«Un pauvre homme vivait du produit de sa pêche et de sa chasse, et, comme il était habile à lancer l'épervier et à appeler les oiseaux auprès de ses lacets, l'une et l'autre étaient souvent abondantes. Un jour, après avoir disposé ses pièges, il s'était caché dans les roseaux et guettait trois perdrix, quand il entendit à ses côtés de bruyants éclats de voix. C'étaient deux écoliers qui discutaient avec chaleur une question de jurisprudence.

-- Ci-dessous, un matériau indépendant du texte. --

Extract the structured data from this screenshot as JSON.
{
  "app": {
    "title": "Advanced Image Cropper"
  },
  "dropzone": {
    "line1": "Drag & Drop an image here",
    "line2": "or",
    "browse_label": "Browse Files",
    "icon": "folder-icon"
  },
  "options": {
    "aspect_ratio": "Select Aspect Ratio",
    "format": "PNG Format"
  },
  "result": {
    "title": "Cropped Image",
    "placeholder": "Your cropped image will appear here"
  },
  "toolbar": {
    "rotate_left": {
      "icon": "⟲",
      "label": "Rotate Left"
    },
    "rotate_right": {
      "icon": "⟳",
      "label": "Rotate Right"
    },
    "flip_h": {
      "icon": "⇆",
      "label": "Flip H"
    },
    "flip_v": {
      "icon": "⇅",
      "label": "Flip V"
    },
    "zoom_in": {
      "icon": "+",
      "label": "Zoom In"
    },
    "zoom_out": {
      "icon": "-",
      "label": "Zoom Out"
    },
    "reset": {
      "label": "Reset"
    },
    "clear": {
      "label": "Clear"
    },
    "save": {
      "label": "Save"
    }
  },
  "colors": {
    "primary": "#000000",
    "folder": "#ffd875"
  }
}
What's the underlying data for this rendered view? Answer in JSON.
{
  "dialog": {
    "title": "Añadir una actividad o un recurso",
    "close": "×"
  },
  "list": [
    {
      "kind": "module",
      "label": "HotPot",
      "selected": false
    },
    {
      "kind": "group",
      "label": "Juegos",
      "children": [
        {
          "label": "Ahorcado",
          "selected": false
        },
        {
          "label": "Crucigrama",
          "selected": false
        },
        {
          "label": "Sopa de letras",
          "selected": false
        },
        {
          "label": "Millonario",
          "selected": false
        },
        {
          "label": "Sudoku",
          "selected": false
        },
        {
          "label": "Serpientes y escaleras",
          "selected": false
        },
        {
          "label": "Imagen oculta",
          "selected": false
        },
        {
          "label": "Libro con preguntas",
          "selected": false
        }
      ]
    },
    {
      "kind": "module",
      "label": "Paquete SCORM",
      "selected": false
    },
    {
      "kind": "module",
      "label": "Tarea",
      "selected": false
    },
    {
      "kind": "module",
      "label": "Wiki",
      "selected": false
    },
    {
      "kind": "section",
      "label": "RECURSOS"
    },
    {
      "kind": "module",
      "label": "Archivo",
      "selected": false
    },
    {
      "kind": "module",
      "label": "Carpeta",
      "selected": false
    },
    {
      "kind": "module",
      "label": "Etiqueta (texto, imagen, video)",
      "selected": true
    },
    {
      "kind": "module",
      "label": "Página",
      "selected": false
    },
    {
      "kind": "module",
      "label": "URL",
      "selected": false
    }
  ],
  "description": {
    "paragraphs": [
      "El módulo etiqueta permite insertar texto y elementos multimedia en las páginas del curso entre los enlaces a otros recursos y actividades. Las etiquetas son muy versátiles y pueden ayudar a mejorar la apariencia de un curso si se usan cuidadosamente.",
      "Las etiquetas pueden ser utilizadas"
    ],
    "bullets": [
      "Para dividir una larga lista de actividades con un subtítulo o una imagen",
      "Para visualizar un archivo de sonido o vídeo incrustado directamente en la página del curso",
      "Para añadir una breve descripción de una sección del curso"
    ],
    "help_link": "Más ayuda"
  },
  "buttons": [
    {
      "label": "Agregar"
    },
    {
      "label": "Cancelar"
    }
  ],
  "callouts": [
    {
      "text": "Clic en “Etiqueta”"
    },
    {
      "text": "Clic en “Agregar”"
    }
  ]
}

«Le chasseur s'avança, les supplia de ne point faire de bruit et de ne point effaroucher le gibier. «Nous le voulons bien, répondirent les étudiants, mais à condition que tu donneras un oiseau à chacun de nous.

«—O mes maîtres, ma famille vit du produit de ma chasse; que deviendrai-je lorsque je rentrerai au logis avec une perdrix à partager entre dix personnes?»

«Le pauvre homme eut beau gémir et représenter aux étudiants que le filet n'était pas plus à eux que la graine semée comme appât, ils ne voulurent rien entendre. Alors le chasseur tira la corde, prit les trois bêtes et les partagea avec ses tyrans.

«Quand il les eut satisfaits, il leur dit: «Si vous me dédommagiez au moins du tort que vous me causez, en m'apprenant le motif de votre discussion?

«—Volontiers: nous disputions sur l'héritage de l'hermaphrodite.

«—Que signifie le mot «hermaphrodite»?

«—L'hermaphrodite est mâle et femelle», répliquèrent les jeunes gens en s'en allant.

«Sur ce, le chasseur, attristé, rentra chez lui, et sa famille, qui l'attendait, dut se contenter ce soir-là de l'unique perdreau qu'il avait apporté.

«Peu de jours après, lorsque les étoiles se furent cachées et qu'un beau soleil aux ailes d'or eut apparu à l'horizon, le pêcheur prit ses filets et se dirigea vers la rivière. Il jeta son épervier et ramena un poisson si beau, si grand et de couleur si éclatante que de sa vie il n'avait vu pareil animal.